Sixers give up another fourth-quarter lead in loss to Nuggets
This one had to hurt. Up by five points with 3 minutes, 24 seconds left against the road-weary and struggling Denver Nuggets, the 76ers appeared on their way a second victory in three games.
This one had to hurt.
Up by five points with 3 minutes, 24 seconds left against the road-weary and struggling Denver Nuggets, the 76ers appeared on their way a second victory in three games.
Denver, however, went on a 12-1 run en route to taking a 108-105 victory Saturday afternoon at the Wells Fargo Center.

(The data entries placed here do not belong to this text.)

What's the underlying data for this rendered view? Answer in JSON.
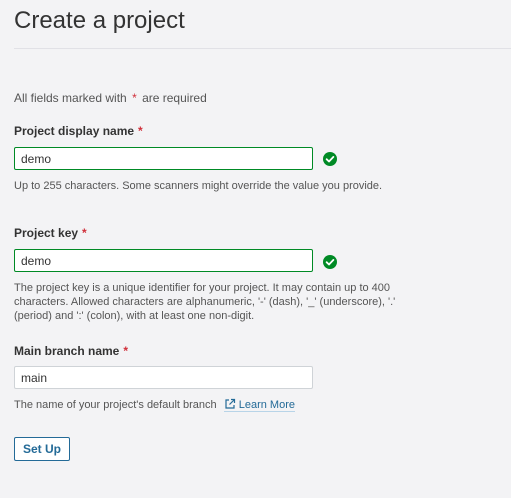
{
  "page": {
    "title": "Create a project"
  },
  "required_note": {
    "prefix": "All fields marked with",
    "asterisk": "*",
    "suffix": "are required"
  },
  "fields": {
    "display_name": {
      "label": "Project display name",
      "required_mark": "*",
      "value": "demo",
      "status_icon": "check-circle-icon",
      "help": "Up to 255 characters. Some scanners might override the value you provide."
    },
    "project_key": {
      "label": "Project key",
      "required_mark": "*",
      "value": "demo",
      "status_icon": "check-circle-icon",
      "help": "The project key is a unique identifier for your project. It may contain up to 400 characters. Allowed characters are alphanumeric, '-' (dash), '_' (underscore), '.' (period) and ':' (colon), with at least one non-digit."
    },
    "main_branch": {
      "label": "Main branch name",
      "required_mark": "*",
      "value": "main",
      "help": "The name of your project's default branch",
      "link_label": "Learn More",
      "link_icon": "external-link-icon"
    }
  },
  "actions": {
    "setup_label": "Set Up"
  },
  "colors": {
    "background": "#f3f3f5",
    "valid_green": "#008a25",
    "required_red": "#d02f3a",
    "link_blue": "#236a97",
    "text": "#333333"
  }
}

The loss dropped the Sixers to 1-20. They have blown six fourth-quarter leads in their last seven losses.
"This one definitely hurts like most of them do," Nerlens Noel said. "I think we definitely did have control the whole game. And it's just the last three, four, five minutes that are the most crucial."
Just like in those six previous losses, the Sixers were doomed down the stretch by poor shooting, turnovers, and a nonexistent defense.
After taking the five-point lead on a JaKarr Sampson put-back, the Sixers missed their next five shots and had two costly turnovers. Meanwhile, the Nuggets took their first lead, at 104-102, since the second quarter on Danilo Gallinari's dunk with 47.9 seconds left.
Kenneth Faried sandwiched foul shots around a pair by former Villanova standout Randy Foye to give Denver a 108-102 advantage with 5.8 seconds remaining. Robert Covington made the game appear more respectable with a three-pointer at the buzzer.
However, this was another fourth-quarter collapse for the league's worst team.
"I just felt like when it gets down to that [fourth quarter], and the defense heats up, you know our team isn't designed to have people that can create their own shots," coach Brett Brown said.
The Sixers need to do a better job of setting screens for teammates. They also have to come hard to the ball and can't let defenders bust plays by wedging between them on dribble handoffs.
"We have to get tougher," Brown said. "You have to do all those things that it requires [for you to] create a better lead: Come to the ball, be strong with the ball, go make your hits and defensive rebounding, all those things that good teams have to do to go win a game."
The Sixers were without their leading scorer, Jahlil Okafor. The rookie center was serving the second game of his two-game suspension after a video surfaced Wednesday of his getting into a fight with a heckler on a Boston street in the early hours of Nov. 26.
Even without Okafor, this was a winnable game against a Denver squad (8-13) that had lost eight of its previous nine.
"It's tough, because it's no secret that we keep losing the same way," Sampson said. "Down the stretch teams crawl up into us, and we turn the ball over.
"We are not smart with the ball, and they just go to another gear. So it's tough."
Gallinari led all scorers with 24 points, while Will Barton added 16 points. Former St. Joseph's standout Jameer Nelson scored four of his 10 points during the Nuggets' decisive 12-1 run.
Covington paced the Sixers with 18 points and a game-high 10 rebounds. Isaiah Canaan added 15 points while making 5 of 8 three-pointers. In all, the Sixers had seven double-figure scorers.
Tony Wroten finished with four points on 2-for-7 shooting to go with three assists and five turnovers in 13:02. This was his first action since Jan. 13 because of a partially torn anterior cruciate ligament in his right knee.
The Sixers made 15 of 31 threes for the game.